The key difference between traditional publishing and self-publishing is that a self-published author bears all the costs and risks, but retains complete control and earns the whole profit per sale. The author’s files remain the author’s property.

Michaela also explained the process of POD, which is a cost-effective and eco-friendly way to manage print runs by only printing what you need, when you need it. Depending on the place of purchase, books can be printed in the US, UK or Australia, or via partner print facilities across the world. Customers can order an author’s print book or ebook through online or physical bookstores.

Authors are responsible for marketing their book to retailers, libraries and, most importantly, to their target audience.

Michaela was keen to point out how editors fit into this process and the opportunity it presents for us. IngramSpark’s role only begins when the author uploads a print-ready file. Besides the actual editing, freelance editors have the opportunity to expand their businesses by offering quality control, project management of the design and formatting phases and assistance navigating the requirements, jargon and maths of self-publishing: i.e., becoming an author service-provider.

Michaela suggests becoming familiar with IngramSpark’s offerings (through the copious resources available on the website) and setting yourself up as an expert. Take advantage of the current huge interest in self-publishing and share in the impressive growth that IngramSpark is experiencing. It’s free to set up an account and explore: see www.ingramspark.com.

Unfortunately, we encountered a technical difficulty during the presentation when Michaela’s computer crashed; however, the time was spent gainfully as some attendees shared their experience of self-publishing and POD. Those who had used IngramSpark agreed on the high quality of the finished product.

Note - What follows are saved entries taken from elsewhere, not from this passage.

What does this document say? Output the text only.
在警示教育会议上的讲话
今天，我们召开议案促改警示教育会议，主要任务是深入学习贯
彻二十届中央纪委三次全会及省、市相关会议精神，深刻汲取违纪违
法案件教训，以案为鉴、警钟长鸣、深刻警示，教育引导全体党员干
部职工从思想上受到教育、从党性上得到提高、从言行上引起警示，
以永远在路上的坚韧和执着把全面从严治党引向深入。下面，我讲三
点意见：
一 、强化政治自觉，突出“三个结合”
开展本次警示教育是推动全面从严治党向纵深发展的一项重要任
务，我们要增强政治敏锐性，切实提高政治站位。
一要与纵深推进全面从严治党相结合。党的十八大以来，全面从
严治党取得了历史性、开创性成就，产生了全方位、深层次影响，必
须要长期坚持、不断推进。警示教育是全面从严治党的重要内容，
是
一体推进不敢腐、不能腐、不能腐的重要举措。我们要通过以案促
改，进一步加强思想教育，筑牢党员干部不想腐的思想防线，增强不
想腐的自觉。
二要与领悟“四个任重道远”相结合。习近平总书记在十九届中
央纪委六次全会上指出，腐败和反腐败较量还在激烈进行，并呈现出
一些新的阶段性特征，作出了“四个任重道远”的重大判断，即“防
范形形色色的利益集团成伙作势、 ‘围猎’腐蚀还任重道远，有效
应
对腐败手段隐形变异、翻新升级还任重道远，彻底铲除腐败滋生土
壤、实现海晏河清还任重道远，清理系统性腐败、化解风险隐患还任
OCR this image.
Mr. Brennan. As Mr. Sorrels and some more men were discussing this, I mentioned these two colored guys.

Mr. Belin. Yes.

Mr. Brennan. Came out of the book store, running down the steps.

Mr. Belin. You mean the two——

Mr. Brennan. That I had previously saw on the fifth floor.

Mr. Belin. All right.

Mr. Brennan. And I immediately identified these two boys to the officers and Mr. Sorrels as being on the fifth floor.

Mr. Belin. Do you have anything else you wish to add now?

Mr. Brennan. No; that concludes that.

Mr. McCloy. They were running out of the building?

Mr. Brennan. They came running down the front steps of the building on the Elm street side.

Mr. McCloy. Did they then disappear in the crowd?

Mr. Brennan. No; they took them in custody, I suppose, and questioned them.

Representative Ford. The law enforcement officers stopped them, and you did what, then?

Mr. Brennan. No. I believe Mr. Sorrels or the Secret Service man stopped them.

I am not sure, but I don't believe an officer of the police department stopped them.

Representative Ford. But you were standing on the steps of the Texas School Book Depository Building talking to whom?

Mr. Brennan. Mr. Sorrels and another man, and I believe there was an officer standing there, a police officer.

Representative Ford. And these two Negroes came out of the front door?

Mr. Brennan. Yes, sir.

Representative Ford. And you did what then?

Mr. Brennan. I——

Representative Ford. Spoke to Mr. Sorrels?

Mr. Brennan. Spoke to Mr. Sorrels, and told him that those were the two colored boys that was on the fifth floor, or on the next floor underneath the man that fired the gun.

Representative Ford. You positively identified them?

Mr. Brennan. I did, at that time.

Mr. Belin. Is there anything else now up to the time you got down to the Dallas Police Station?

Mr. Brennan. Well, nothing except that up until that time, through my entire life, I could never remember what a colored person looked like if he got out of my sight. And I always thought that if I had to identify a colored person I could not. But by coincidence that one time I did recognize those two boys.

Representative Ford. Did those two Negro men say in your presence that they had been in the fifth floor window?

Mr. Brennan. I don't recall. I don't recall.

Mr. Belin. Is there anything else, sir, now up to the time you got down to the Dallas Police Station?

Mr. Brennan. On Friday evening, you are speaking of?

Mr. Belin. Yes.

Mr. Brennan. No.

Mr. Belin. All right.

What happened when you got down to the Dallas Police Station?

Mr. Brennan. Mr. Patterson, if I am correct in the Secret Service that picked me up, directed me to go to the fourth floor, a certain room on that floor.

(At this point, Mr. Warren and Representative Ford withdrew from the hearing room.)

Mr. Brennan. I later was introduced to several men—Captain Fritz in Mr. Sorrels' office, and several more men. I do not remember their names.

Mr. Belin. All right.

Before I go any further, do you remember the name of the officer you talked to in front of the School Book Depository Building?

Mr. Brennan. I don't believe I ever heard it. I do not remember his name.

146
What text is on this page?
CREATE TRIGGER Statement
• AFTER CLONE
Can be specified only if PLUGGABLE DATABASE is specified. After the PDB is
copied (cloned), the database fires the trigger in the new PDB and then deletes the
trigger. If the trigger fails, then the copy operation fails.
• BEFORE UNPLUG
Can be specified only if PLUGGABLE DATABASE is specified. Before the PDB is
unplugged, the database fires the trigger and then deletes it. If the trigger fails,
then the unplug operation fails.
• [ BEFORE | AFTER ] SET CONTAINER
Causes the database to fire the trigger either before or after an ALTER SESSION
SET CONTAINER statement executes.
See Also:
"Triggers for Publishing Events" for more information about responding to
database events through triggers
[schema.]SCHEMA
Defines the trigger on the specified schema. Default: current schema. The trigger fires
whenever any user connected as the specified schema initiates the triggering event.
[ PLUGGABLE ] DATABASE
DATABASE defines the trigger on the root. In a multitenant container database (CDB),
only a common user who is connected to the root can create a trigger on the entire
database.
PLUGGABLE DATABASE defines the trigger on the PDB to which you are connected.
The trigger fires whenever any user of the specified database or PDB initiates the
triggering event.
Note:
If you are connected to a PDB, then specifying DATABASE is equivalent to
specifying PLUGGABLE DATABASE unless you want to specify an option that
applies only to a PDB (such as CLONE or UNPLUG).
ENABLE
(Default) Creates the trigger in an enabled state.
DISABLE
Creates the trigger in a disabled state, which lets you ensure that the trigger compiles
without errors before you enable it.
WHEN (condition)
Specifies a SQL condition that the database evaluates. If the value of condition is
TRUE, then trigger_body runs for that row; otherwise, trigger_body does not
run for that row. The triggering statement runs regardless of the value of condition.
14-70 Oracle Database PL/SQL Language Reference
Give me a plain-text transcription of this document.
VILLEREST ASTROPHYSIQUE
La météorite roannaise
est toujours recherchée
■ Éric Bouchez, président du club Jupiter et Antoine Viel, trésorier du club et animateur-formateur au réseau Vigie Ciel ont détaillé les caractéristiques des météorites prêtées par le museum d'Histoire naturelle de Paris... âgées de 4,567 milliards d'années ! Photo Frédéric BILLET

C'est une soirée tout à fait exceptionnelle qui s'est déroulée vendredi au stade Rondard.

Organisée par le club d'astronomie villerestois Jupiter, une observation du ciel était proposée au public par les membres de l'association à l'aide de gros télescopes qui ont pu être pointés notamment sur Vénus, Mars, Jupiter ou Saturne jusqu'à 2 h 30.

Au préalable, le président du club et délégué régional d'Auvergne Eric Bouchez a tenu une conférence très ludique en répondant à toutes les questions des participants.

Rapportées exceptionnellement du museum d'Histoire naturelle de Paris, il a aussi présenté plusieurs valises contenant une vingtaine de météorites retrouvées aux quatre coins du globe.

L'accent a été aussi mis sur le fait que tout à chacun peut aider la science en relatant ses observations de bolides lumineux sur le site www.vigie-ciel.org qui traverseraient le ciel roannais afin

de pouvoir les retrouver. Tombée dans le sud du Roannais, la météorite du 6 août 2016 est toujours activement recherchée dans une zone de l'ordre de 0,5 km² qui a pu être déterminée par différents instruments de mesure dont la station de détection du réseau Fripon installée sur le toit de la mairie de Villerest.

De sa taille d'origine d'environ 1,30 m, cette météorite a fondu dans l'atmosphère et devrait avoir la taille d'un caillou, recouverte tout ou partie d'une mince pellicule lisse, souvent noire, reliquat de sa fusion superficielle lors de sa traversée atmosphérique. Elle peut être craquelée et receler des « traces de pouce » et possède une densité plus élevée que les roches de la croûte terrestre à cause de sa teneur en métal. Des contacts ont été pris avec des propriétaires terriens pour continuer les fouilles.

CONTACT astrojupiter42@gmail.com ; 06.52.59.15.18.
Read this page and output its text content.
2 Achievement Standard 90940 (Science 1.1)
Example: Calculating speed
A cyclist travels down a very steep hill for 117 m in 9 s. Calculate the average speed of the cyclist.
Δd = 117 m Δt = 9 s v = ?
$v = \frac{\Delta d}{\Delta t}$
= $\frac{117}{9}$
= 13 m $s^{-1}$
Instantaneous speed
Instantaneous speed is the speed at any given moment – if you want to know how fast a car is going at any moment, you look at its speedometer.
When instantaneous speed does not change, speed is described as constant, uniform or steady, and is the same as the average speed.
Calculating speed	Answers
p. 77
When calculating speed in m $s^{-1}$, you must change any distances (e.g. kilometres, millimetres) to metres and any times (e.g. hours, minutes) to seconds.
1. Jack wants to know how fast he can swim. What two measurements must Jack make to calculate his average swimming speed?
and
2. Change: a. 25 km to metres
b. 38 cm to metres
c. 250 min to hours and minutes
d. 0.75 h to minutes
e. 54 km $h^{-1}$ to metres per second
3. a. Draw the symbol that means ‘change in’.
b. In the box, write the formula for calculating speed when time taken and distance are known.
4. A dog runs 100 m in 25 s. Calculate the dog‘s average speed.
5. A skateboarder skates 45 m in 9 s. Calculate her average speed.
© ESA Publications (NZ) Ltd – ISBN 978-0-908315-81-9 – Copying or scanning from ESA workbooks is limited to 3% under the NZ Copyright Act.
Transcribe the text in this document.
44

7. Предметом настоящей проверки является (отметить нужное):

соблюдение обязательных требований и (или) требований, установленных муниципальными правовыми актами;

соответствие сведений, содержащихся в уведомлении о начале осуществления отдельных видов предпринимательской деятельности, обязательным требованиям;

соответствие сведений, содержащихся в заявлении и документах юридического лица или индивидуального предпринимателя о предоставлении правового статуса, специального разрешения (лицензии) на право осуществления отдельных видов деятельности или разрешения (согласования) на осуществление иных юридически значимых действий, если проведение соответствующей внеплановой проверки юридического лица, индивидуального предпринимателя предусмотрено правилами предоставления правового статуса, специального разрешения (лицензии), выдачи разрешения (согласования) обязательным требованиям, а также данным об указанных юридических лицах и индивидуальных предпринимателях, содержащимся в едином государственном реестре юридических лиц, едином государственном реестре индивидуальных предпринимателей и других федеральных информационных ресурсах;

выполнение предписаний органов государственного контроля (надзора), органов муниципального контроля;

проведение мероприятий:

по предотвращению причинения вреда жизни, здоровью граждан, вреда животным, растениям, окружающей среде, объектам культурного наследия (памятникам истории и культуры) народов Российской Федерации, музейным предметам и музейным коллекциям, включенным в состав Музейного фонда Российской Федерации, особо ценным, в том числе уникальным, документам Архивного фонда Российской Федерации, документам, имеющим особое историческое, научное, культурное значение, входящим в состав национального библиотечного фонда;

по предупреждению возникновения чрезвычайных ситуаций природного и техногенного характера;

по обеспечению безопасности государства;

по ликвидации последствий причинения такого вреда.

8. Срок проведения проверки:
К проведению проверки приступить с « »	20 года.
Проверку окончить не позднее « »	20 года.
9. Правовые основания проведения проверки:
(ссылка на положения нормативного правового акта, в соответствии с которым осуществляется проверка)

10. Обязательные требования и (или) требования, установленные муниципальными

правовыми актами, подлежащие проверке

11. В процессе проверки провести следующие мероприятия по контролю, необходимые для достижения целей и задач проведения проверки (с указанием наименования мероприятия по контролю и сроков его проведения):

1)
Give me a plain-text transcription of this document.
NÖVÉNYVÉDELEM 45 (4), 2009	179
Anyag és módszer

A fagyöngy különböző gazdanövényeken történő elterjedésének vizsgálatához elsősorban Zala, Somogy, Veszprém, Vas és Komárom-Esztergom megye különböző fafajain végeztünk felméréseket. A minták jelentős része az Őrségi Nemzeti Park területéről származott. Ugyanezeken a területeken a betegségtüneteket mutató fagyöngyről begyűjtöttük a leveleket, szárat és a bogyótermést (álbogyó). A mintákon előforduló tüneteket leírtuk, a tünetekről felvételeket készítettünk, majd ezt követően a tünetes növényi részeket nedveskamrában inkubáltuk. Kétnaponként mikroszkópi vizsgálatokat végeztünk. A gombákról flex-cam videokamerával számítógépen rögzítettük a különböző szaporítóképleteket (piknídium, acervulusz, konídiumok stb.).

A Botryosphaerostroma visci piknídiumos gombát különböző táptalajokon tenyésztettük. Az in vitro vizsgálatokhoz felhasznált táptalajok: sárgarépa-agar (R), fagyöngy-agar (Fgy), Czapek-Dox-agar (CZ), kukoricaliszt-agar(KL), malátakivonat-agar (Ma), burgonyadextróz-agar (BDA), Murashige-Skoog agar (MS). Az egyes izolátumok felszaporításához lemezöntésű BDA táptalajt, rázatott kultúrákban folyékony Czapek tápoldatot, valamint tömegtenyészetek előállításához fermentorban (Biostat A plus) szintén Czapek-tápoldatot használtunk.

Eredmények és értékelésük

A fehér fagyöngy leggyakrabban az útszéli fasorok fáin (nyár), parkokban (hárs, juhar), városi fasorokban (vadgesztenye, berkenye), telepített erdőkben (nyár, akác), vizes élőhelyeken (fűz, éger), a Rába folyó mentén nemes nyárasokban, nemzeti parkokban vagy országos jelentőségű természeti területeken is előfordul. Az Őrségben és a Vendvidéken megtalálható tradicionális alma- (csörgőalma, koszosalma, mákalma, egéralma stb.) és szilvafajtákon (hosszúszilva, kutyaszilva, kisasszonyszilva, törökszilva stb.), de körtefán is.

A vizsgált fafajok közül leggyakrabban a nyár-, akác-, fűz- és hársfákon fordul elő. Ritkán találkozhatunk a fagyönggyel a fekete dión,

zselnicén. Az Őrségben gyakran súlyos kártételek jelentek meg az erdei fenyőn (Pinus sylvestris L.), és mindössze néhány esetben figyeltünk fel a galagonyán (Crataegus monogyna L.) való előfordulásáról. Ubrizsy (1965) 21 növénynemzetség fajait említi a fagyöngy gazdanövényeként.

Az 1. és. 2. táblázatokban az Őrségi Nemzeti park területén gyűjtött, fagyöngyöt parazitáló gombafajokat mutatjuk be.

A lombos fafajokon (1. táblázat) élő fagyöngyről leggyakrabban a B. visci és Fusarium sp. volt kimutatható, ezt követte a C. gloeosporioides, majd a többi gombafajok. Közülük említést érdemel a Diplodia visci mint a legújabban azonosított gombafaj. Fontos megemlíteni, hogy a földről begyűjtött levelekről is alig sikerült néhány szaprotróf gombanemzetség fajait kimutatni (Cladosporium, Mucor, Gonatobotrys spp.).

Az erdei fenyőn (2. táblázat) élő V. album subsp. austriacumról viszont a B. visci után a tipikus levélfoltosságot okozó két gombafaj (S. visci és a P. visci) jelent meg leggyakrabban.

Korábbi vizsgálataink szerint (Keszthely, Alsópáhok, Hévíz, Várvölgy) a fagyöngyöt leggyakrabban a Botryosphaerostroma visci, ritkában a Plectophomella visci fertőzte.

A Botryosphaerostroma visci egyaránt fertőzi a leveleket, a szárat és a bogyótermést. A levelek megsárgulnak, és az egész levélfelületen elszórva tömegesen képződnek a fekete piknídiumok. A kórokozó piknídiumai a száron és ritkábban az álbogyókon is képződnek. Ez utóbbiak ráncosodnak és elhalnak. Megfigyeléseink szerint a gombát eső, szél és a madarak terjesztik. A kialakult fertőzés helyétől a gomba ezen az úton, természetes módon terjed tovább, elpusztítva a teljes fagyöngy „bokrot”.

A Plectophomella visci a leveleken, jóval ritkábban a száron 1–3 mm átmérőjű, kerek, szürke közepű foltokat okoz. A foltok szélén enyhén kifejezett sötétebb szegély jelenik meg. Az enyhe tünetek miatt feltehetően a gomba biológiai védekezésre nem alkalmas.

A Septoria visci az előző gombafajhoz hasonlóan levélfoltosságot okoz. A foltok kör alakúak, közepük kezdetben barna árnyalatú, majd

As part of her new role, Michaela hopes to build a stronger relationship between her company and IPEd. She has organised a promo code for IPEd members to share with their clients (or use if they are authors themselves) for free set-up of a title (see member discounts in the member portal).

Michaela is happy to answer any queries at michaela.skelly@ingramcontent.com.

Professional development news

We hope that all who attended the 2021 IPEd conference found it interesting and useful. The PD team took a break in June, but we’re back in July with a new course. Editing for plain English, with Caitlin Whiteman AE, will run via Zoom on 24 and 31 July. If places remain, you can book on the IPEd event page.

This month, we’re also preparing for the EdVic ABM and hope to see as many of you there as possible.

A full list of upcoming IPEd offerings, and some recordings, can be found on the IPEd Events page.